40. Article 13 declares that a constitutional amendment is not a law and hence cannot be challenged. However, the Supreme Court held in Kesavananda Bharati case(1973) that a Constitutional can be challenged on the ground that it violates a fundamental right that forms a part of the ‘basic structure’ of the Constitution and hence, can be declared as void.

41. Article 14 says that the State shall not deny to any person equality before the law or the equal protection of the laws within the territory of India.

42. Article 14 confers rights on all persons whether citizens or foreigners.

43. The concept of equality before law’ is of British Origin while the concept of equal protection of lawshas been taken from the American Constitution.

44. The rule of equality is not absolute and there are many exceptions to it. Thus, the President of India, State governors, public servants, judges, foreign diplomats enjoy immunities, protections and special privileges.
45. In 1979, the Morarji Desai Government appointed the 2nd Backward classes Commission under the chairmanship of B.P.Mandal, a Member of Parliament under Article 340 of the Constitution to investigate the conditions of the socially and educationally backward classes and suggest measures for their advancements.

46. The commission submitted its report in 1980 and identified 3743 castes as socially and educationally backward classes.

47. The commission recommended for reservation of 27% government jobs for the OBCs.

48. In 1990 V.P.Singh Government declared 27% government jobs for OBCs.

49. In the famous Mandal case (Indra Sawhney Vs Union of India) (1992), the scope and extent of Article 16(4) has been thoroughly examined by the Supreme Court.

50. Ram Nandan Committee was appointed to identify the creamy layer among the OBCs.

51. The 76th Amendment Act of 1994 has placed the Tamil Nadu Reservations Act of 1994 in the 9th Schedule to protect it from judicial review as it provided for 69% of reservation, far exceeding the 50% ceiling.

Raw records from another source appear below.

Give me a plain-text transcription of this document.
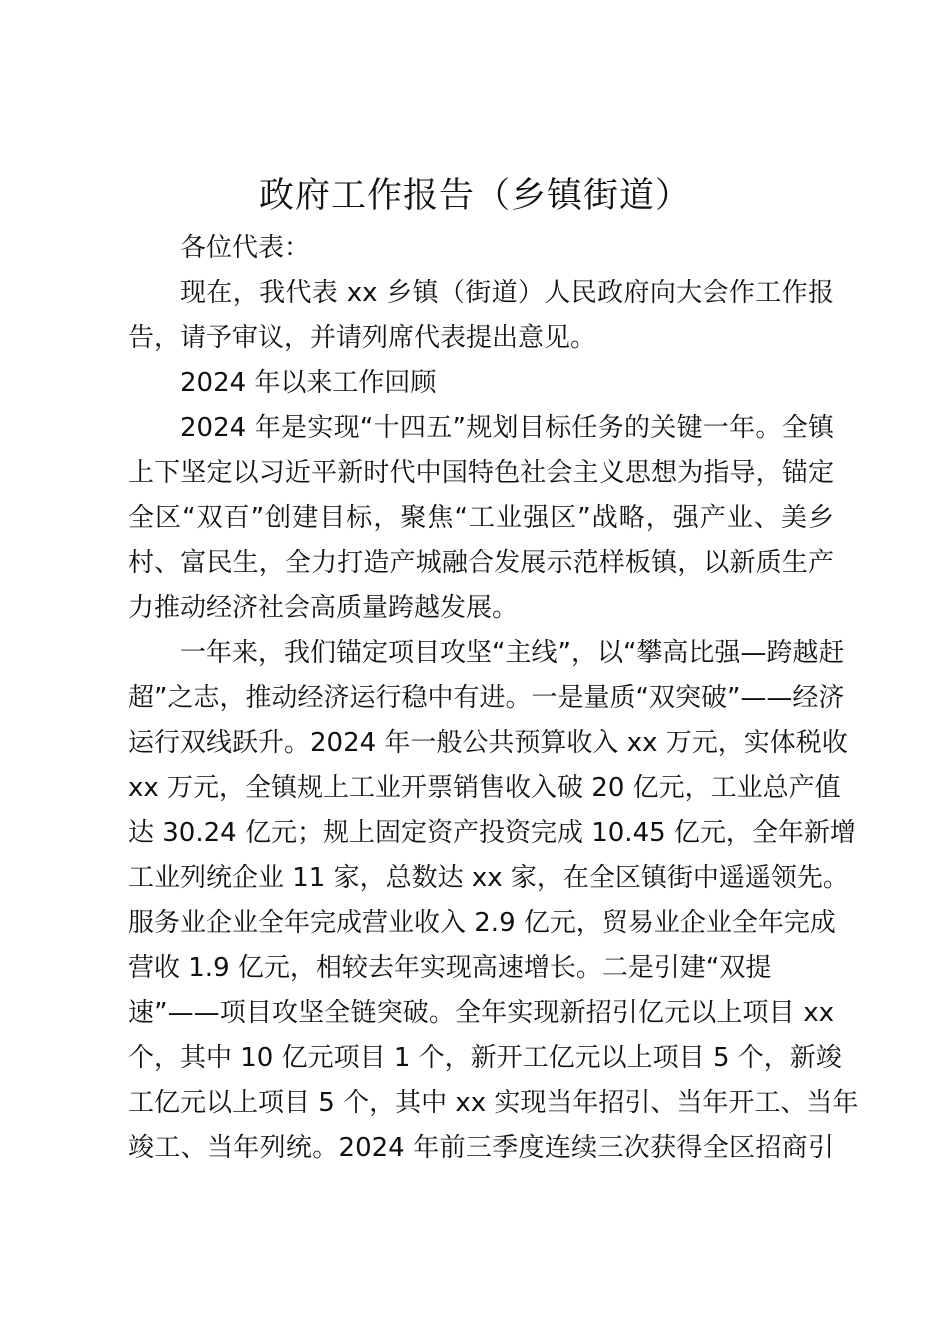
政府工作报告（乡镇街道）
各位代表：
现在，我代表 xx 乡镇（街道）人民政府向大会作工作报
告，请予审议，并请列席代表提出意见。
2024 年以来工作回顾
2024 年是实现“十四五”规划目标任务的关键一年。全镇
上下坚定以习近平新时代中国特色社会主义思想为指导，锚定
全区“双百”创建目标，聚焦“工业强区”战略，强产业、美乡
村、富民生，全力打造产城融合发展示范样板镇，以新质生产
力推动经济社会高质量跨越发展。
一年来，我们锚定项目攻坚“主线”，以“攀高比强—跨越赶
超”之志，推动经济运行稳中有进。一是量质“双突破”——经济
运行双线跃升。2024 年一般公共预算收入 xx 万元，实体税收
xx 万元，全镇规上工业开票销售收入破 20 亿元，工业总产值
达 30.24 亿元；规上固定资产投资完成 10.45 亿元，全年新增
工业列统企业 11 家，总数达 xx 家，在全区镇街中遥遥领先。
服务业企业全年完成营业收入 2.9 亿元，贸易业企业全年完成
营收 1.9 亿元，相较去年实现高速增长。二是引建“双提
速”——项目攻坚全链突破。全年实现新招引亿元以上项目 xx
个，其中 10 亿元项目 1 个，新开工亿元以上项目 5 个，新竣
工亿元以上项目 5 个，其中 xx 实现当年招引、当年开工、当年
竣工、当年列统。2024 年前三季度连续三次获得全区招商引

52. In 1976, the Untouchability (Offences) Act, 1955 has been comprehensively amended and renamed as the Protection of Civil Rights Act, 1955.

53. The term untouchability’ has not been defined either in the Constitution or in the Act.

54. Under the Protection of Civil Rights Act(1955), the offences committed on the ground of untouchability are punishable either by imprisonment up to six months or by fine upto Rs.500/- or both.

55. Article 18 prohibits a citizen of India from accepting any title from any foreign State.

56. In Balaji Raghavan Vs Union of India (1996) case, the Supreme Court upheld the constitutional validity of the National Awards.

57. The National Awards Bharat Ratna, Padma Vibhushan, Padma Bhushan and Padma Sri were instituted in 1954.

58. The Janata Party headed by Morarji Desai discontinued the National Awards in 1977. But they were again revived in 1980 by the Indira Gandhi government.

59. Originally, Article 19 contained 7 rights. But, the right to acquire, hold and dispose of property was deleted by the 44th Amendment Act of 1978.

60. The rights conferred under Article 19 are protected against only State action and not private individuals.

61. The rights conferred under Article 19 are available only to citizens of India but not to foreigners.

62. The state can impose reasonable’ restrictions on the enjoyment of these six rights only on the grounds mentioned in the Article 19 itself and not on any other grounds.

63. The Supreme Court upheld that the trade unions have no guaranteed right to effective bargaining or right to strike or right to declare a lock-out.
64. The Directive Principles of State Policy are enumerated in Part IV of the Constitution from Articles 36 to 51.

65. The framers of the Constitution borrowed the idea of Directive Principles of State Policy from the Irish Constitution of 1937, which had copied it from the Spanish Constitution.

66. Dr. B.R. Ambedkar described the Directive Principles of State Policy as ‘novel features’ of the Indian Constitution.

67. Granville Austin has described the Directive Principles and the Fundamental Rights as the ‘Conscience of the Constitution.’

68. The Directive Principles resemble the ‘Instrument of Instructions’ enumerated in the Government of India Act of 1935.

69. The Directive Principles are non-justiciable in nature, that is, they are not legally enforceable by the Courts for their violation.